Mr. Speaker, I serve with the member on the finance committee and I have a great deal of respect for him but I am absolutely astounded by some of his remarks here today.
The fact is that he was here in the House, as I was, when Parliament was prorogued in the past by the Liberal government when there was a full slate of bills on the order paper. When Prime Minister Chrétien prorogued twice when I was in opposition, I did not hear any complaints from the member at that time.
In terms of dissent, it is interesting that the member equates not funding an organization with not allowing that organization to speak. An organization has every right to speak and every right to raise funds, as groups, such as Results Canada, do, which I know that he and I both respect.
With respect to funding, though, the member is constantly telling me how we should be spending less as a government.

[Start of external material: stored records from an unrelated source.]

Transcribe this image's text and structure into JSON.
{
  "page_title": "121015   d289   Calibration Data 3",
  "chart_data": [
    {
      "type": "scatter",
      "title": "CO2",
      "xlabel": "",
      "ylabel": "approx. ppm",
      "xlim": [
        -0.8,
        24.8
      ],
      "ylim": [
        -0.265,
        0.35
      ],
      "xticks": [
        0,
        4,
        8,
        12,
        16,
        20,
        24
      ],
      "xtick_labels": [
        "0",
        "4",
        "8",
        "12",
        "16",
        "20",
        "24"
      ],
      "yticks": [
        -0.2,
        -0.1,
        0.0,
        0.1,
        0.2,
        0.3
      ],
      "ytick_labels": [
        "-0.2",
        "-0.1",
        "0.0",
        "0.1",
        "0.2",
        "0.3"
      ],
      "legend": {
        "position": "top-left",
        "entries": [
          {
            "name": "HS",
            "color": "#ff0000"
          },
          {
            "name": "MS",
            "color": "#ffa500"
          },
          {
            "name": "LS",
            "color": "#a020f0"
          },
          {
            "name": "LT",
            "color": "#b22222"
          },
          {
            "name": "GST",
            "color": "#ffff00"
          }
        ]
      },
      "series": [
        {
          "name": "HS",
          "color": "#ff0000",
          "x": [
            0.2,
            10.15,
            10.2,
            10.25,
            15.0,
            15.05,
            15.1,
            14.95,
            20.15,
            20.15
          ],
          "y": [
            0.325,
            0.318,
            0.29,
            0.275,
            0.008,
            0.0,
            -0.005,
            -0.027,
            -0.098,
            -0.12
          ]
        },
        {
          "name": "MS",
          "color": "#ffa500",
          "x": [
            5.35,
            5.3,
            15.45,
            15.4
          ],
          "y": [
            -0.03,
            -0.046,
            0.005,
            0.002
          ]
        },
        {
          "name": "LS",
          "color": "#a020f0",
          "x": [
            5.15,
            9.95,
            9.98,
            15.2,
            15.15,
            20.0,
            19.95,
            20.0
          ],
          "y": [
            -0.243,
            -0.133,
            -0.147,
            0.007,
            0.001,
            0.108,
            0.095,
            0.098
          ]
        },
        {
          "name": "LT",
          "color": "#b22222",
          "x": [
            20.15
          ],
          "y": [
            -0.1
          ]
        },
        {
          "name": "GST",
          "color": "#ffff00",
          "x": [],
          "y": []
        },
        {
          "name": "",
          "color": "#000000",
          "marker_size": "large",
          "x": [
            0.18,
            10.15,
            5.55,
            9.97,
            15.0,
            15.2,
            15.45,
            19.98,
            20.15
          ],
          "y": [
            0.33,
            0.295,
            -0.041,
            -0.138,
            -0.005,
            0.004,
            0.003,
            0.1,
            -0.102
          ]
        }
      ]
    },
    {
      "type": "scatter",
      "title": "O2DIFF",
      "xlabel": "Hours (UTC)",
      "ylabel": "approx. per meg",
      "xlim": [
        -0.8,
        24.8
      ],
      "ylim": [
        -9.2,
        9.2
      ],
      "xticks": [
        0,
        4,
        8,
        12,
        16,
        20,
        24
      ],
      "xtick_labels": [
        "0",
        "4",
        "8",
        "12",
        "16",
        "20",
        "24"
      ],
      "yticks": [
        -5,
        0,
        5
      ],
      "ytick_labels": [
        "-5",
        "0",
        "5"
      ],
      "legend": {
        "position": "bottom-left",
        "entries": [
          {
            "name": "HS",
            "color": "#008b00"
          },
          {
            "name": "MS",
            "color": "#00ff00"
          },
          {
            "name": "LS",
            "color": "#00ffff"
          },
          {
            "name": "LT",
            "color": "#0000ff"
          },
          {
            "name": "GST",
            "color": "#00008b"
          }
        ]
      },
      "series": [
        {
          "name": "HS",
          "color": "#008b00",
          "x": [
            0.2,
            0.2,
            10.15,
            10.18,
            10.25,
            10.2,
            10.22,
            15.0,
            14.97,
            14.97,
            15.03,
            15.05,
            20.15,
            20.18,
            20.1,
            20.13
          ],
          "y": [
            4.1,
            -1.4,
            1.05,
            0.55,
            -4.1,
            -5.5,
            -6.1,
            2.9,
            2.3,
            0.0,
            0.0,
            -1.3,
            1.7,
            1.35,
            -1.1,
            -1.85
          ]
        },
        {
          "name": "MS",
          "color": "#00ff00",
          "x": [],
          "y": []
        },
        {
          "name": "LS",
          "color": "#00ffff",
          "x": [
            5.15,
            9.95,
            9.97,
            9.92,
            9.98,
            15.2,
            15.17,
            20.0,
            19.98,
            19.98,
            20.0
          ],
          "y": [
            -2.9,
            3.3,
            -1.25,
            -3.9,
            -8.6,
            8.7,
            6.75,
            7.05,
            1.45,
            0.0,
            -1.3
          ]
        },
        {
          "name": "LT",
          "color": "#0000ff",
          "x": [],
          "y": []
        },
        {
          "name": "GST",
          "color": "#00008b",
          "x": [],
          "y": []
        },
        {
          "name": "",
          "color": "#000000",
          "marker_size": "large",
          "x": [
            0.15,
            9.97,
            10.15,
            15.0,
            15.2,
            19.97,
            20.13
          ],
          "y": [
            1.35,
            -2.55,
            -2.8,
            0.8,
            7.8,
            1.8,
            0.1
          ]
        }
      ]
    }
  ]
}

If he does not think that cuts to those certain groups should have been made, I would like the member to stand in his place and state explicitly where he or the Liberal Party believes this government should actually cut funding instead of the funding to the groups that he has outlined.
I would also like the member to address the issue of dissent. This Prime Minister, as a member of a centre right government, actually appointed to our most important foreign post perhaps the most successful centre left politician in this country at the provincial level, Gary Doer, to represent us in Washington. If that is not an example of a Prime Minister reaching across the ideological aisle to ensure that we are well represented as Canadians, I do not know what is.
I would like the member to comment on those things and perhaps retract some of those outlandish statements he made in his speech here today.